B: Na so was, eine Politikerin will die Reden ihrer eigenen Zunft unter Strafe stellen. Das nenne ich aber mutig und entschlossen. Mir gingen Reden der Politiker generell schon immer sehr auf die Nerven, besser wäre es wirklich, man würde ihnen den Mund verbieten.

A: Nein, nein, sie meint nicht die Reden ihrer Kollegen, sie meint »sexuelle Grenzverletzungen«.

B: Uiih, dann soll also gegen sexuelle Seitensprünge der Politiker vorgegangen werden. Sehr vernünftig, für das viele Geld, das sie vom Staat bekommen, verlangt der Wahlbürger auch angemessene Leistung in ihren Ämtern und nicht sexuelle Eskapaden.

A: Schon wieder falsch gedacht. Die »Strafbarkeitslücke«, die geschlossen werden soll, betrifft »Anzügliches Rufen, Reden, Pfeifen oder Gestikulieren in der Öffentlichkeit«.

B: Also, ich finde, wenn man sich als Politiker zur Wahl stellt, muß man wie in der Küche, wo gekocht wird, auch die Hitze aushalten können. Wenn auf einer Wahlversammlung es zu Zwischenrufen kommt und der oben hinter den Mikrofonen stehende Politiker mit unfreundlichen Worten bedacht wird, so gehört das doch zum politischen Alltagsgeschäft dazu. Die Reden der Politiker selbst sind doch auch mit Verunglimpfungen des politischen Gegners gespickt, das ist doch geradezu das Salz in der Suppe. Ohne solche Verbalinjurien wären die öffentlichen Reden der Politiker doch langweilige und niemand interessierende Salbadereien. Da kann man dann auch gleich einen Gottesdienst in der Kirche besuchen, wenn man nur himmlische Rhetorik hören will.

A: Sie haben es immer noch nicht verstanden, aber es ist meine Schuld, weil ich Sie von Anfang an in die Irre geführt habe. Das Stichwort heißt »Catcalling«.

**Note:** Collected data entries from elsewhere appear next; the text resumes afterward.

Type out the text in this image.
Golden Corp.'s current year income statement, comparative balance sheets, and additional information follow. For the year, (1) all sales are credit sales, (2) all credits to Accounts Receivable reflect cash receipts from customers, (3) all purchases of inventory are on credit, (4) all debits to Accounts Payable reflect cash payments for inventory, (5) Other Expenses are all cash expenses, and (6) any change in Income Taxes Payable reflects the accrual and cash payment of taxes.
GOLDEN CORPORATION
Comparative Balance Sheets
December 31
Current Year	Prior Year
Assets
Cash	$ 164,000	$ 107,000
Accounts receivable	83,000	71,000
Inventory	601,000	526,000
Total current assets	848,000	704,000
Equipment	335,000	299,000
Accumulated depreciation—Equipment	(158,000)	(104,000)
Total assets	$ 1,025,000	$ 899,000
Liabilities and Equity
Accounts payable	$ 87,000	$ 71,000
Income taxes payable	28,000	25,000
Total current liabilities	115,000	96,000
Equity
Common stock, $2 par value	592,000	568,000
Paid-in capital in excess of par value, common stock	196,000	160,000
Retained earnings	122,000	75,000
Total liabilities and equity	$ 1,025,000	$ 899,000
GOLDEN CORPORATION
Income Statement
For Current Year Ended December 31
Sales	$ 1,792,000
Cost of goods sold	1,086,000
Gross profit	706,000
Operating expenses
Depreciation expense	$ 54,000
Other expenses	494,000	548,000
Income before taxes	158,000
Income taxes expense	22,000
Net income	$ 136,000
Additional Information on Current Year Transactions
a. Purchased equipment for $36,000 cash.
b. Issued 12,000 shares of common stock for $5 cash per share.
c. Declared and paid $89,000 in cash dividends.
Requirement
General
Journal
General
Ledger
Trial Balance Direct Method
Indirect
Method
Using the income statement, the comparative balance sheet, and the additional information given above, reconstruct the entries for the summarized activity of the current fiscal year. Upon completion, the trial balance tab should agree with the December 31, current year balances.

B: Kat…was? Noch nie davon gehört.

A: Catcalling, mit einem Doppel-C! In Frankreich, Belgien, Portugal und den Niederlanden ist es bereits unter Strafe gestellt. Es gab sogar schon ein kriminologisches Forschungsprojekt, das sich mit diesem Phänomen beschäftigt hat. So hat man eine Online-Befragung mit insgesamt 3.908 Personen durchgeführt, die durchschnittlich 30 Jahre alt waren, zu 90% Frauen. Sie berichteten, daß »ihr Aussehen bewertet und daß sie angestarrt« worden seien. Mehr als die Hälfte sei »sexistischen Sprüchen und anzüglichen Bemerkungen ausgesetzt gewesen«. Knapp zwei Drittel erhielten »sexuell aufgeladene Nachrichten«. Meist fänden diese Belästigungen »abends auf öffentlichen Plätzen, bei der Fahrt im Bus oder in der U-Bahn und in Clubs, Bars und Kneipen« statt. Verübt werden die Belästigungen »fast ausschließlich von Männern zwischen zwanzig und Ende dreißig.« Auch der ›Deutsche Juristinnenbund‹ forderte bereits »eine rechtliche Normierung berührungsloser sexueller Belästigung«.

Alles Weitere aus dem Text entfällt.